In that sense, it makes the film surprisingly accessible for what essentially boils down to a slow-paced, nearly silent arthouse film. “I’ve talked to some people about how it’s very similar to Wall-E, the Pixar movie,” says Lowery. “The characters don’t speak, they just have big eyes and they communicate in a visual parlance that is accessible to everyone. If the subject matter wasn’t so dour, this would be a perfectly appropriate film for little children, because that image is so childlike and evocative.”

Another result of the film’s sparse approach to dialogue is the fact that music plays a much larger role here than it does in your average film. “Daniel Hart is my composer. He’s done the music for all of my films, going back to the shorts,” says Lowery. “He provides the movie with its final third — I take the movie two-thirds of the way to the finish line and he gets it the rest of the way. That’s a wonderful gift to have as a filmmaker, to know that you have someone else who’ll bring so much to the table for the rest of the process. In this movie, it was very clear from the beginning that music would be an important part because the script only had 30 pages. It would be a movie that would have very little dialogue, a lot of silent passages… Some of those silent passages were designed to have no music, but I knew that a lot of the movie would be pushed forward by the score. (…) That was a given, that Daniel would be an integral part of the storytelling element of the film.”

Affleck’s character is a musician, and a recurring motif of the narrative is a song that he’s writing before his death. That song, like the music in the film, does a lot of the storytelling. “He’d written that song for his band,” says Lowery. “He played it for me and I just became obsessed with it. I couldn’t stop listening to it, and I wrote it into the script. I already knew that Casey’s character was an artist of some sort because he and Rooney are basically playing my wife and I.

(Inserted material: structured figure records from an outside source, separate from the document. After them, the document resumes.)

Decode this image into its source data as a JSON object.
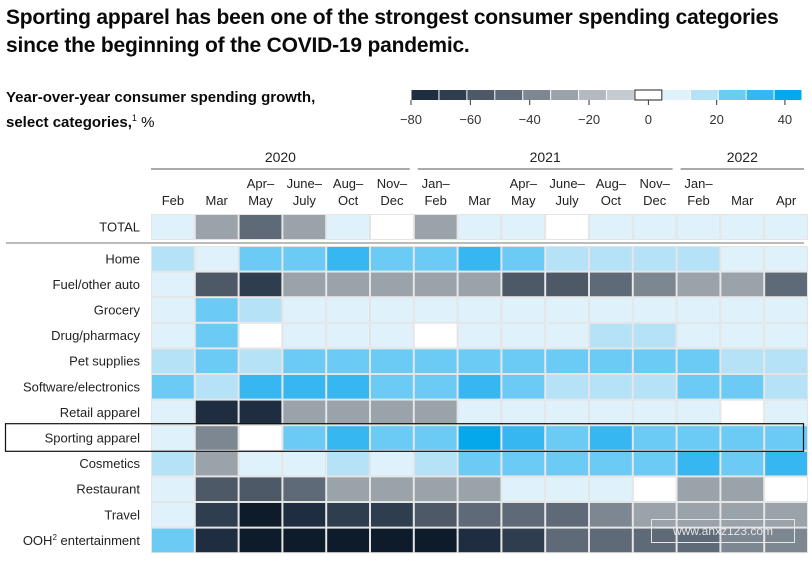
{
  "title": "Sporting apparel has been one of the strongest consumer spending categories since the beginning of the COVID-19 pandemic.",
  "subtitle": {
    "line1": "Year-over-year consumer spending growth,",
    "line2": "select categories,",
    "footnote": "1",
    "unit": " %"
  },
  "watermark": "www.anxz123.com",
  "chart_data": {
    "type": "heatmap",
    "title": "Sporting apparel has been one of the strongest consumer spending categories since the beginning of the COVID-19 pandemic.",
    "value_label": "Year-over-year consumer spending growth, select categories, %",
    "years": [
      {
        "label": "2020",
        "span": 6
      },
      {
        "label": "2021",
        "span": 6
      },
      {
        "label": "2022",
        "span": 3
      }
    ],
    "columns": [
      [
        "Feb"
      ],
      [
        "Mar"
      ],
      [
        "Apr–",
        "May"
      ],
      [
        "June–",
        "July"
      ],
      [
        "Aug–",
        "Oct"
      ],
      [
        "Nov–",
        "Dec"
      ],
      [
        "Jan–",
        "Feb"
      ],
      [
        "Mar"
      ],
      [
        "Apr–",
        "May"
      ],
      [
        "June–",
        "July"
      ],
      [
        "Aug–",
        "Oct"
      ],
      [
        "Nov–",
        "Dec"
      ],
      [
        "Jan–",
        "Feb"
      ],
      [
        "Mar"
      ],
      [
        "Apr"
      ]
    ],
    "rows": [
      {
        "name": "TOTAL",
        "values": [
          5,
          -30,
          -50,
          -30,
          5,
          0,
          -30,
          5,
          5,
          0,
          5,
          5,
          5,
          5,
          5
        ]
      },
      {
        "name": "Home",
        "values": [
          15,
          5,
          30,
          30,
          40,
          30,
          30,
          40,
          25,
          15,
          15,
          15,
          15,
          10,
          5
        ]
      },
      {
        "name": "Fuel/other auto",
        "values": [
          5,
          -60,
          -70,
          -30,
          -30,
          -30,
          -30,
          -30,
          -55,
          -55,
          -45,
          -40,
          -30,
          -30,
          -45
        ]
      },
      {
        "name": "Grocery",
        "values": [
          5,
          35,
          15,
          5,
          5,
          5,
          5,
          5,
          5,
          5,
          5,
          5,
          5,
          5,
          5
        ]
      },
      {
        "name": "Drug/pharmacy",
        "values": [
          5,
          30,
          0,
          5,
          5,
          5,
          0,
          5,
          5,
          5,
          15,
          15,
          5,
          5,
          5
        ]
      },
      {
        "name": "Pet supplies",
        "values": [
          15,
          30,
          15,
          30,
          30,
          30,
          30,
          30,
          30,
          30,
          30,
          30,
          30,
          15,
          15
        ]
      },
      {
        "name": "Software/electronics",
        "values": [
          30,
          15,
          40,
          40,
          40,
          30,
          30,
          40,
          30,
          15,
          15,
          15,
          30,
          30,
          15
        ]
      },
      {
        "name": "Retail apparel",
        "values": [
          5,
          -75,
          -75,
          -30,
          -30,
          -30,
          -30,
          5,
          5,
          5,
          5,
          5,
          5,
          0,
          5
        ]
      },
      {
        "name": "Sporting apparel",
        "values": [
          5,
          -40,
          0,
          35,
          40,
          30,
          30,
          48,
          40,
          35,
          40,
          30,
          30,
          30,
          30
        ]
      },
      {
        "name": "Cosmetics",
        "values": [
          15,
          -30,
          5,
          5,
          15,
          5,
          15,
          30,
          30,
          30,
          30,
          30,
          40,
          30,
          40
        ]
      },
      {
        "name": "Restaurant",
        "values": [
          5,
          -55,
          -55,
          -45,
          -30,
          -30,
          -30,
          -30,
          5,
          5,
          5,
          0,
          -30,
          -30,
          0
        ]
      },
      {
        "name": "Travel",
        "values": [
          5,
          -70,
          -85,
          -75,
          -70,
          -65,
          -60,
          -50,
          -45,
          -45,
          -40,
          -30,
          -30,
          -30,
          -30
        ]
      },
      {
        "name": "OOH entertainment",
        "superscript": "2",
        "values": [
          30,
          -80,
          -90,
          -90,
          -90,
          -90,
          -90,
          -80,
          -70,
          -50,
          -50,
          -50,
          -45,
          -40,
          -40
        ]
      }
    ],
    "highlight_row": "Sporting apparel",
    "legend": {
      "ticks": [
        -80,
        -60,
        -40,
        -20,
        0,
        20,
        40
      ],
      "tick_labels": [
        "−80",
        "−60",
        "−40",
        "−20",
        "0",
        "20",
        "40"
      ],
      "range": [
        -90,
        50
      ],
      "placement": "top-right"
    },
    "colors": {
      "-90": "#0d1b2a",
      "-80": "#1e2e40",
      "-70": "#2f3e4f",
      "-60": "#4d5966",
      "-50": "#5e6a77",
      "-40": "#7d8792",
      "-30": "#9aa2aa",
      "-20": "#b3b9bf",
      "-10": "#c6cbd0",
      "0": "#ffffff",
      "5": "#dff1fb",
      "15": "#b6e2f8",
      "30": "#6ccbf5",
      "40": "#36b7f2",
      "50": "#05a8eb"
    }
  }
}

“I didn’t want to make him a filmmaker because that would’ve been too on-the-nose, but as soon as I’d heard that song, I realized that he was going to be a musician, that would be a song that he would sing, that it would be an important moment between the two of them. Music is so communicative, and it’s been such a part of my relationships – you can listen to a song with someone else and have a really profound experience with them that feels almost physical even though you’re only listening to a song together. When I heard that song, I just knew that that would be a defining aspect of the movie. The score, in many ways, ripples out from that song.”

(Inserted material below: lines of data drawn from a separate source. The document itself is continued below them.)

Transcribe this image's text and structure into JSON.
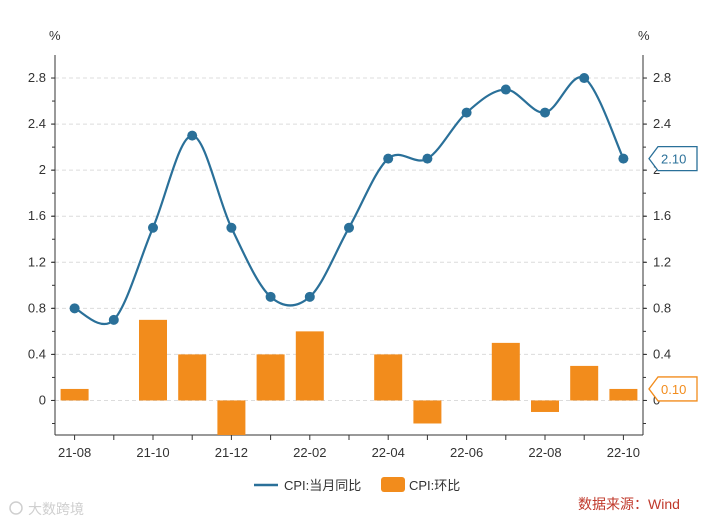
{
  "chart_data": {
    "type": "bar+line",
    "x": [
      "21-08",
      "21-09",
      "21-10",
      "21-11",
      "21-12",
      "22-01",
      "22-02",
      "22-03",
      "22-04",
      "22-05",
      "22-06",
      "22-07",
      "22-08",
      "22-09",
      "22-10"
    ],
    "x_tick_labels": [
      "21-08",
      "21-10",
      "21-12",
      "22-02",
      "22-04",
      "22-06",
      "22-08",
      "22-10"
    ],
    "series": [
      {
        "name": "CPI:当月同比",
        "type": "line",
        "color": "#2a7099",
        "axis": "left",
        "values": [
          0.8,
          0.7,
          1.5,
          2.3,
          1.5,
          0.9,
          0.9,
          1.5,
          2.1,
          2.1,
          2.5,
          2.7,
          2.5,
          2.8,
          2.1
        ]
      },
      {
        "name": "CPI:环比",
        "type": "bar",
        "color": "#f28c1c",
        "axis": "right",
        "values": [
          0.1,
          0.0,
          0.7,
          0.4,
          -0.3,
          0.4,
          0.6,
          0.0,
          0.4,
          -0.2,
          0.0,
          0.5,
          -0.1,
          0.3,
          0.1
        ]
      }
    ],
    "y_left": {
      "unit": "%",
      "ticks": [
        "0",
        "0.4",
        "0.8",
        "1.2",
        "1.6",
        "2",
        "2.4",
        "2.8"
      ],
      "range": [
        -0.3,
        3.0
      ]
    },
    "y_right": {
      "unit": "%",
      "ticks": [
        "0",
        "0.4",
        "0.8",
        "1.2",
        "1.6",
        "2",
        "2.4",
        "2.8"
      ],
      "range": [
        -0.3,
        3.0
      ]
    },
    "callouts": [
      {
        "text": "2.10",
        "series": "CPI:当月同比",
        "color": "#2a7099"
      },
      {
        "text": "0.10",
        "series": "CPI:环比",
        "color": "#f28c1c"
      }
    ],
    "grid": true,
    "legend_position": "bottom-center",
    "source": "数据来源：Wind",
    "watermark": "大数跨境"
  }
}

There is, of course, one other scene that has already attracted a lot of press: a bravura sequence in which a grief-stricken Mara eats an entire pie left for her by a well-meaning colleague. It’s a scene that’s difficult to forget for myriad reasons (including the revelation during an interview at Sundance that Mara had apparently never had pie before).

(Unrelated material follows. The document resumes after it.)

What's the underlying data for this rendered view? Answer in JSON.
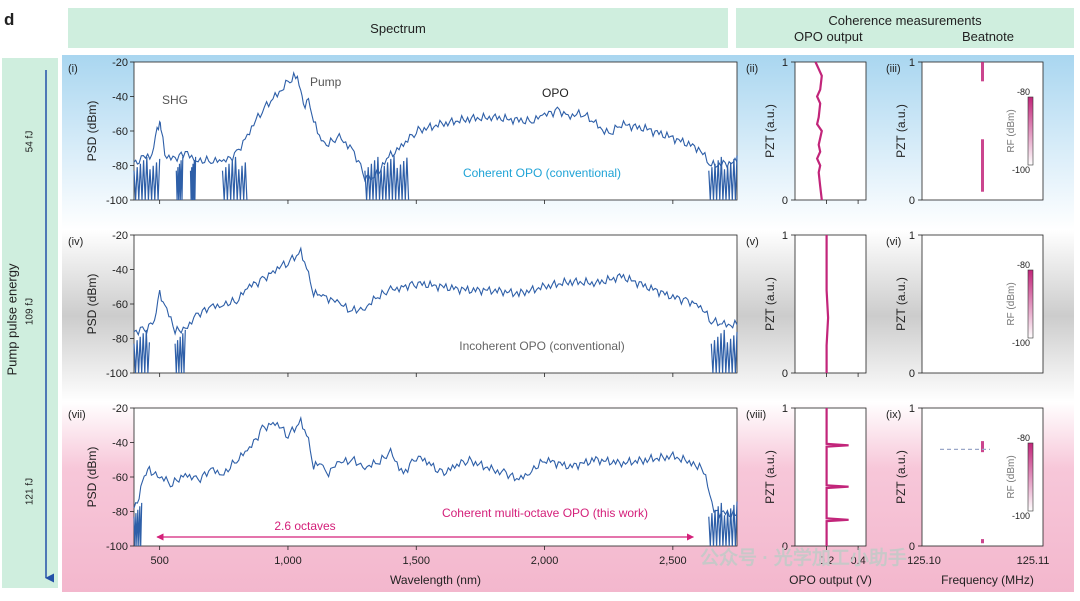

“I knew that would be the case,” says Lowery when asked if he knew, writing that scene, that it would capture attention above almost everything else about the film. “My hope was that the scene itself would counteract whatever memeification might occur because… it goes on for so long (laughs) and it’s so emotionally sincere and uncomfortable. There’s nothing sensational about it when you actually experience the scene in and of itself. We can talk about the scene all day long and everyone will ask me questions about it — the questions are great but my answers aren’t that great because there isn’t that much I can say about it — but it’s a great talking point because it will maybe get people to see the movie. When people see the movie, they’ll know two things: Casey Affleck is wearing a bedsheet on his head and Rooney Mara is going to eat a pie. I think the bedsheet will fulfill expectations, because there’s not much it has to do in order to fulfill those expectations. The pie scene will occur and people will think, ‘Here it goes, here’s that pie scene we’ve heard so much about’ and two minutes into that scene, it’ll still be going on and they’ll realize it’s all it’s ever going to be.” ■

A Ghost Story opens in theatres on Friday, Aug. 4.